## Построение GNN для классификации графов с использованием PyG

In [1]:
import torch
from torch_geometric.datasets import TUDataset

  from .autonotebook import tqdm as notebook_tqdm


In [4]:
# несколько удобных функций для описания датасетов
def describe_dataset(dataset):
    print(f'Dataset: {dataset}:')
    print('======================')
    print(f'Number of graphs: {len(dataset)}')
    print(f'Number of features: {dataset.num_features}')
    print(f'Number of classes: {dataset.num_classes}')

def describe_graph(g):
    print(g)
    print('==============================================================')
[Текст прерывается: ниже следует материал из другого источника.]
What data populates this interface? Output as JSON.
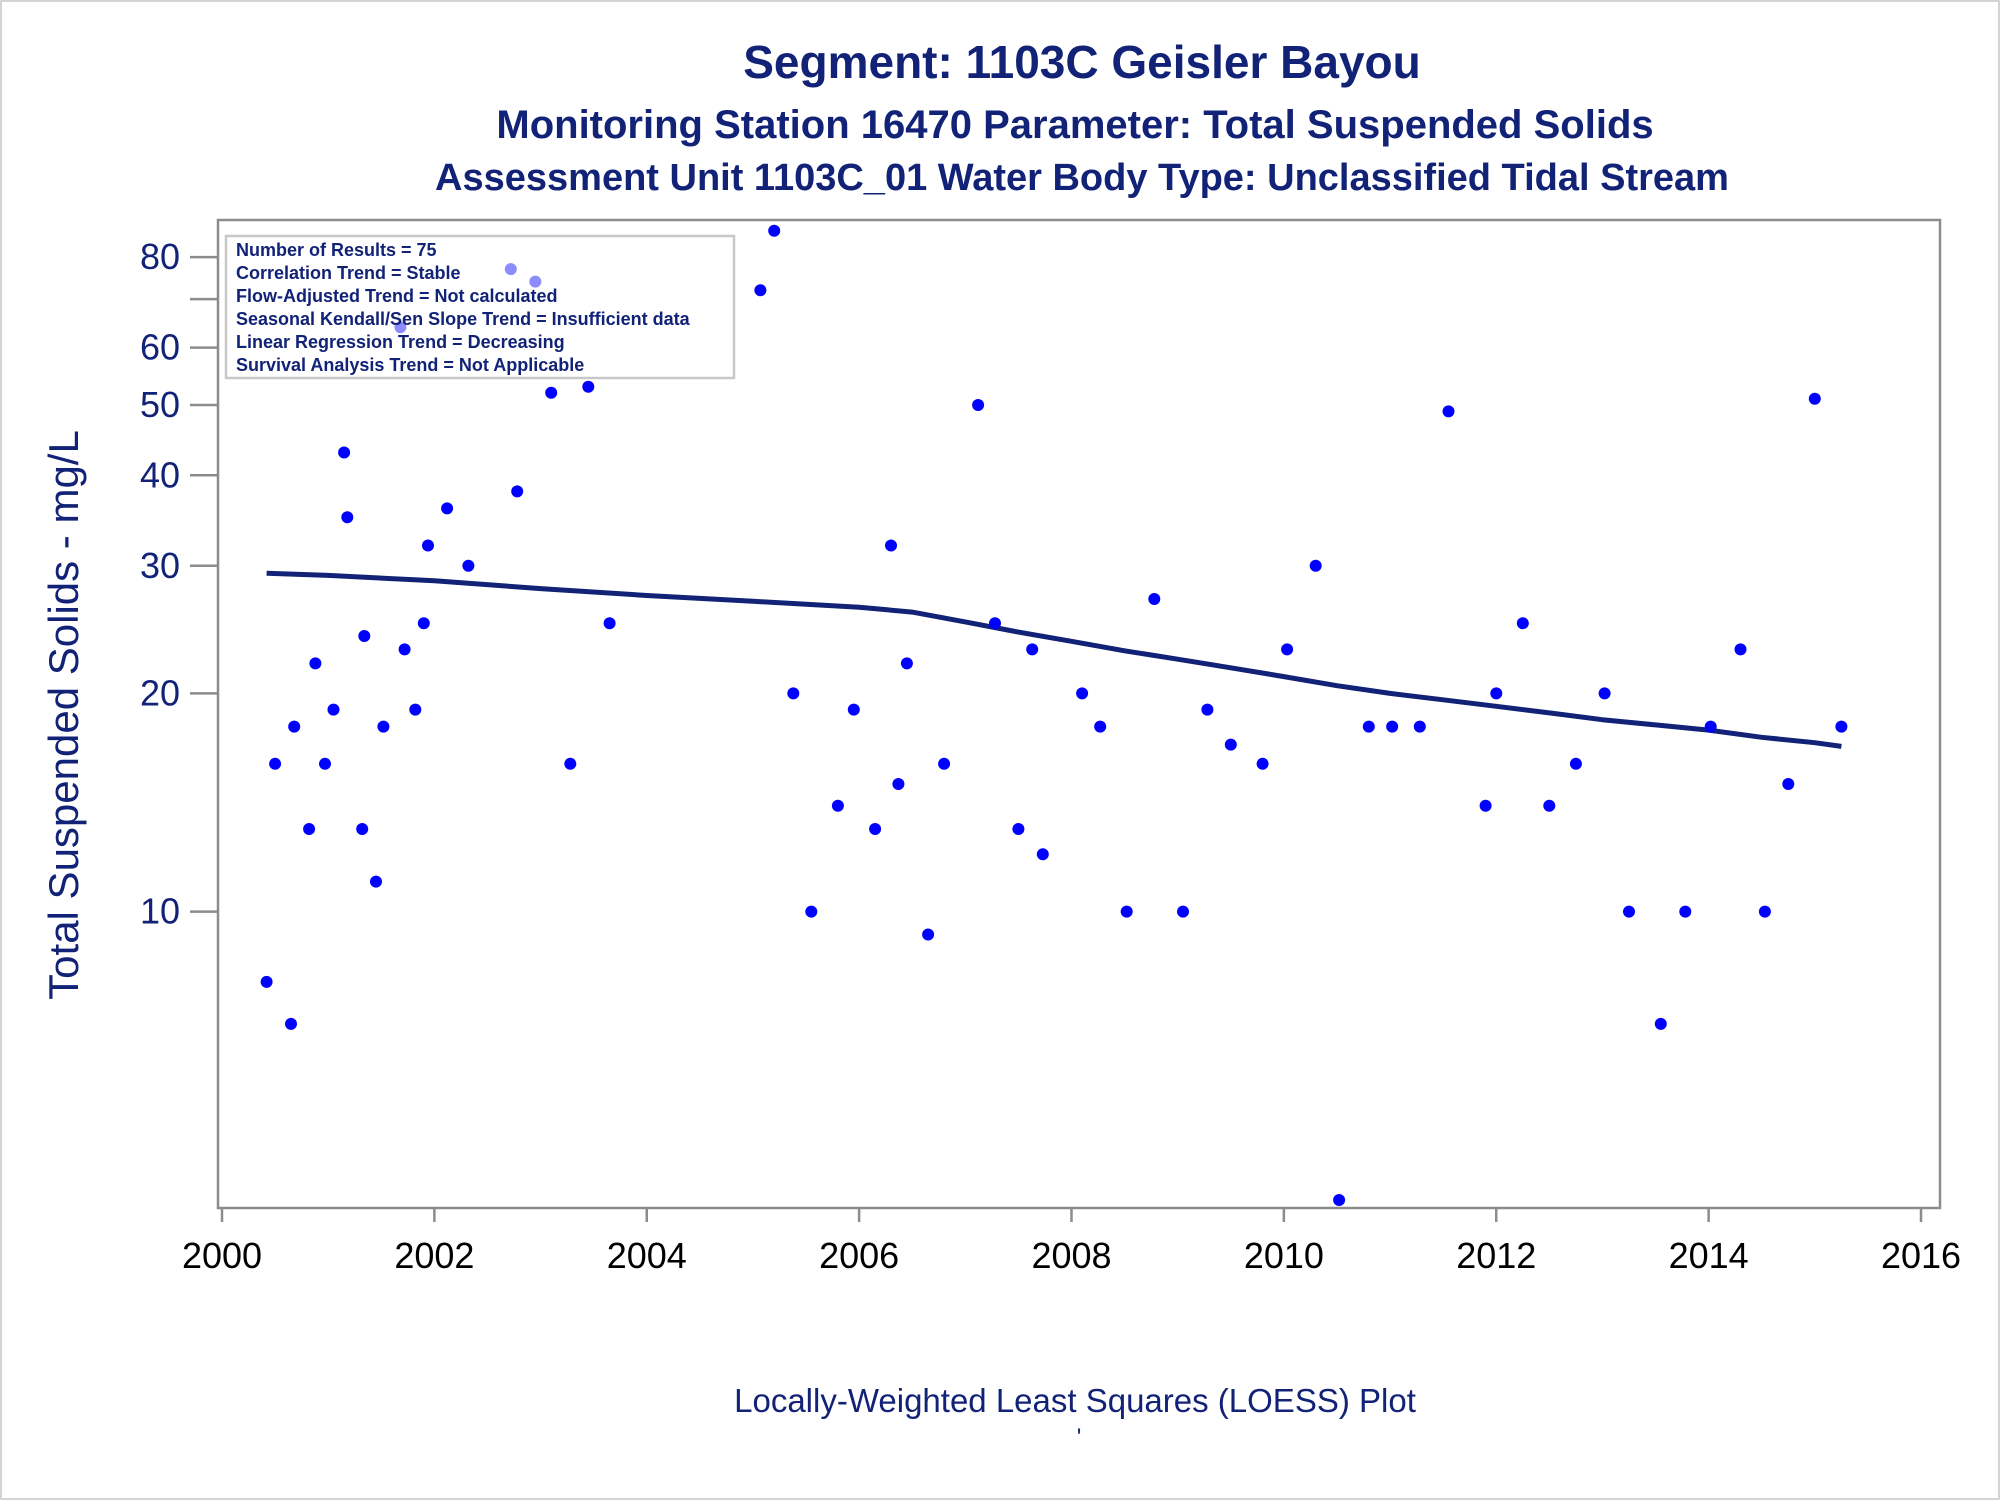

    # Gather some statistics about the graph.
    print(f'Number of nodes: {g.num_nodes}')
    print(f'Number of edges: {g.num_edges}')
    print(f'Average node degree: {g.num_edges / g.num_nodes:.2f}')
    if hasattr(g, 'train_mask'):
        print(f'Number of training nodes: {g.train_mask.sum()}')
        print(f'Training node label rate: {int(g.train_mask.sum()) / g.num_nodes:.2f}')
    print(f'Has isolated nodes: {g.has_isolated_nodes()}')
    print(f'Has self-loops: {g.has_self_loops()}')
    print(f'Is undirected: {g.is_undirected()}')

In [5]:
dataset = TUDataset(root='./tmp/TUDataset', name='MUTAG')
g = dataset[0]
describe_dataset(dataset)
describe_graph(g)

Dataset: MUTAG(188):
Number of graphs: 188
Number of features: 7
Number of classes: 2
Data(edge_index=[2, 38], x=[17, 7], edge_attr=[38, 4], y=[1])
Number of nodes: 17
Number of edges: 38
Average node degree: 2.24
Has isolated nodes: False
Has self-loops: False
Is undirected: True


Видим, что для графа имеется одна метка y=[1], которую нам и нужно уметь предсказывать.
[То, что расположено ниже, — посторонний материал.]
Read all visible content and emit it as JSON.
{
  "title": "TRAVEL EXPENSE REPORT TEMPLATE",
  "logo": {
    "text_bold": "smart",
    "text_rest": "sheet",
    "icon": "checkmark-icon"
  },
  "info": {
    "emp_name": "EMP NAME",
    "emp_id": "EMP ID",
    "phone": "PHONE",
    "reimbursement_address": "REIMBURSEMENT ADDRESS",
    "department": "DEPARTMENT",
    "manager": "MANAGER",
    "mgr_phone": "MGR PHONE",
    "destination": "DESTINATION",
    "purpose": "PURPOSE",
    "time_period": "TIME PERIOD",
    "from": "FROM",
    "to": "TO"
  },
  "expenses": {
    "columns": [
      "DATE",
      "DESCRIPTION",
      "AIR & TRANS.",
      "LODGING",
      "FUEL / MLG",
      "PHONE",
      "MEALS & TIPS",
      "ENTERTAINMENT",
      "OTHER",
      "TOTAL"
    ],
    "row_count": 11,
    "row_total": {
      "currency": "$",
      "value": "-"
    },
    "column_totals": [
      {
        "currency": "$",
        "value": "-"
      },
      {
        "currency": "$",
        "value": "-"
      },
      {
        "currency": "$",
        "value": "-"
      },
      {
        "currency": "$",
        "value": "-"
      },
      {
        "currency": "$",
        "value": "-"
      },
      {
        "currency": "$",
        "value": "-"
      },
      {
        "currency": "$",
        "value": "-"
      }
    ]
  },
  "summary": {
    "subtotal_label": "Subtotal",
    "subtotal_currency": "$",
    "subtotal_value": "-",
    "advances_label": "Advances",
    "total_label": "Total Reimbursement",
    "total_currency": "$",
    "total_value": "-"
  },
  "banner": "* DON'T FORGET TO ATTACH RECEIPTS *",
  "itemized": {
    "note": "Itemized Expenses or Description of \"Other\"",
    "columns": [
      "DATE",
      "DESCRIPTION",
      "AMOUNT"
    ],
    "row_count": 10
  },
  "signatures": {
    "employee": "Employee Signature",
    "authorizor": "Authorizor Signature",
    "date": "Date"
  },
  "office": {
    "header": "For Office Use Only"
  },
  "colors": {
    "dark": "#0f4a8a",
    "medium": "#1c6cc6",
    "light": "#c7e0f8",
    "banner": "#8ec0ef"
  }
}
Перемешиваем датасет и разбиваем на обучающее и тестовое множество.

In [9]:
dataset = dataset.shuffle()
n_train = len(dataset) * 8 // 10
print(f'{n_train=}')
train_dataset = dataset[: n_train]
test_dataset = dataset[n_train: ]

n_train=150


Для получения пакетов из графов используем  `torch_geometric.loader.DataLoader`

In [11]:
from torch_geometric.loader import DataLoader
train_loader = DataLoader(train_dataset, batch_size=64, shuffle=True)
test_loader = DataLoader(test_dataset, batch_size=64, shuffle=False)

In [13]:
batch = next(iter(train_loader))
batch

DataBatch(edge_index=[2, 2570], x=[1167, 7], edge_attr=[2570, 4], y=[64], batch=[1167], ptr=[65])
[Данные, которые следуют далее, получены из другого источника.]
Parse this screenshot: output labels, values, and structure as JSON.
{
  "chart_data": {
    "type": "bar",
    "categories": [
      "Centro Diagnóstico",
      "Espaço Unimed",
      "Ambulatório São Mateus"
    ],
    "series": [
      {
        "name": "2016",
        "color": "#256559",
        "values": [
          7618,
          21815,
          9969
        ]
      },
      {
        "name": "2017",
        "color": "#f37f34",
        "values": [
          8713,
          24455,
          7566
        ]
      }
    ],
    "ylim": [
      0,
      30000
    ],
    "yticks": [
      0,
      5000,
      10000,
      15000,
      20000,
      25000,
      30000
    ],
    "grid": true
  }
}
При решении задачи классификации графов появляется дополнительный шаг - агрегация эмбеддингов узлов (readout)

In [14]:
import torch_geometric.nn as gnn

In [24]:
# 1. Получение эмбеддингов узлов
layer = gnn.GCNConv(in_channels=7, out_channels=5)
h_e = layer(batch.x, batch.edge_index)
print(h_e.shape)
# 2. Шаг агрегации (readout)
h_g = gnn.global_mean_pool(h_e, batch.batch)
print(h_g.shape)

torch.Size([1167, 5])
torch.Size([64, 5])


In [30]:
import numpy as np

import torch
import torch.nn as nn
import torch.optim as optim
import torch_geometric.nn as gnn
import torch.nn.functional as F

class GCN(nn.Module):
    def __init__(
        self, 
        n_input: int, 
        n_hidden_layers: int, 
        n_hidden: int, 
        n_out: int,
        n_classes: int,
        dropout_p: float = 0.2,
        activation: callable = F.relu
    ) -> None:
        super().__init__()
        self.dropout_p = dropout_p
        self.activation = activation
        # подход к построению глубоких GNN взят отсюда: 
        # https://github.com/dmlc/dgl/blob/master/examples/pytorch/graphsage/advanced/model.py
        self.layers = nn.ModuleList()
        if n_hidden_layers > 1:
            self.layers.append(gnn.GCNConv(n_input, n_hidden))
            for _ in range(1, n_hidden_layers-1):
                self.layers.append(gnn.GCNConv(n_hidden, n_hidden))
            self.layers.append(gnn.GCNConv(n_hidden, n_out))
        else:
            self.layers.append(gnn.GCNConv(n_input, n_out))
        self.classifier = nn.Linear(n_out, n_classes)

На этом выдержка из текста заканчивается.